Lors de son dernier discours du l’état de l’Union en janvier, le président Barack Obama a appelé son pays à mettre en place une grosse révolution éducative : il souhaite que dorénavant, tout écolier américain suive des cours d’informatique.
La démarche est pragmatique : les Etats-Unis ont actuellement 600 000 postes non pourvus dans leur industrie high-tech et des postes bien rémunérés en plus. De plus, 90% des parents d’élèves souhaitent que leurs enfants reçoivent une éducation informatique poussée pendant leur cursus scolaire.
Le constat qui sous-tend cette proposition lourde de conséquences est simple : l’économie et la société américaine est rapidement en train de muter vers le service et l’innovation permanente. Le président souhaite que les jeunes générations soient préparées à ce monde en cours de création.
Nous avons en France une toute autre conception de l’éducation : historiquement, notre vision de ce service public consiste à former des citoyens et non des travailleurs.
Pourtant, au delà des besoins de l’économie française à disposer d’une multitude de professionnels bien formés à différents métiers de la révolution numérique pour occuper les postes d’employés, collaborateurs ou même chefs d’entreprises qu’elle génère, le projet de Barack Obama aurait aussi beaucoup de sens chez nous.
En effet, l’informatique n’est pas seulement le quotidien des professionnels du numérique. La population de notre pays:
- s’est massivement équipée d’ordinateurs pour se connecter à Internet,
- se dote actuellement d’un environnement mobile – smartphones, phablets et tablettes – pour rester connectée en permanence,
- va voir arriver dans la décennie qui vient tout un univers d’objets connectés ou intelligents qui peupleront son quotidien.

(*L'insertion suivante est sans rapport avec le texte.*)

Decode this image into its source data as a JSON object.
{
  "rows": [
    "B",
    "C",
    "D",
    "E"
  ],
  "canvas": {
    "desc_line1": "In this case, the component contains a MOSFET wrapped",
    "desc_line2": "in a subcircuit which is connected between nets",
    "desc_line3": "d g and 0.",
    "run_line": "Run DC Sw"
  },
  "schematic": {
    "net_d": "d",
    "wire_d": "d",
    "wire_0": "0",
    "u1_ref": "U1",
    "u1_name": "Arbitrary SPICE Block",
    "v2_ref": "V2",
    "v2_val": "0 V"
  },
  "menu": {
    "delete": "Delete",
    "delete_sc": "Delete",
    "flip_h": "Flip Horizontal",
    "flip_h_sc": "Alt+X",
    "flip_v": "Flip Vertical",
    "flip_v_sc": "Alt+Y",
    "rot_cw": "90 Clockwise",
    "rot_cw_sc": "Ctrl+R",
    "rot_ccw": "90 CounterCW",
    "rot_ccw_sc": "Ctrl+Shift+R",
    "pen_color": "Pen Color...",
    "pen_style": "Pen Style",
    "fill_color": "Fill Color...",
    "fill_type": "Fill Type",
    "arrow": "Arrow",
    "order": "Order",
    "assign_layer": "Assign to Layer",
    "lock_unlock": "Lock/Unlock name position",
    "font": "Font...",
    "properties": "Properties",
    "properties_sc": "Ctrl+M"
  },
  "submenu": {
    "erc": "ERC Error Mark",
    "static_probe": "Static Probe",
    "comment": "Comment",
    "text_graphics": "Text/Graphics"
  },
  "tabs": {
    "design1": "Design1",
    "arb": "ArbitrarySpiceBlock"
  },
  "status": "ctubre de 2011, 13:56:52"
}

Pourtant, face à ce monde massivement informatisé, nous n’avons pas encore eu le réflexe de former les consommateurs. Les français restent majoritairement totalement incapables de comprendre les outils de plus en plus complexes qu’ils utilisent au quotidien.
Cela crée des vulnérabilités, un manque d’adaptation à une globalisation où nous rêvons encore de fabriquer des voitures alors que nous devrions concevoir les robots qui les fabriqueront.
Petite anecdote pour illustrer mon propos. J’étais il y a quelques jours chez un opérateur Télé-internet-Mobile. Une femme, devant moi, suppliait le revendeur de l’aider : son adresse mail avait été piratée et le pirate envoyait des demandes d’argent à tout son carnet d’adresse. Cette femme était de plus à la recherche d’un emploi. Son adresse email est un outil indispensable pour trouver un nouveau job. Bref, une vraie cata pour elle.
Le problème, c’est qu’elle était chez SFR-Numéricable pour demander de l’aide sur une adresse gmail. Comment lui dire que le revendeur en face d’elle, par ailleurs non informaticien, ne pouvait rien pour son cas ? Comment lui expliquer en quelques minutes qu’un mot de passe se change régulièrement ? Comment lui apprendre, durant ce cours laps de temps, tous les réflexes qu’elle devrait avoir puisqu’elle utilise tout un monde numérique dans son quotidien ? Elle n’a sans doute même pas conscience de sa dépendance aux outils numériques ni de la vulnérabilité qu’engendre son ignorance quasi-totale.
Ce sujet devrait être un des dossiers majeurs de notre gouvernement. Non seulement il est une chance de créer de nouveau des emplois en France – l’écosystème startup français est en plein boom – mais il se doit d’apprendre aux citoyen.ne.s de ce pays à vivre dans un monde largement numérisé. De plus, l’#edtech français est en pointe, ayant même l’ambition de créer certains des leaders mondiaux de ce secteur économique en pleine expansion.
Las, notre classe politique est, elle aussi, très largement ignorante de cette réalité.
Je me demande si Barack Obama ne nous rendrait pas un fier service s’il posait sa candidature à la présidentielle française de 2017.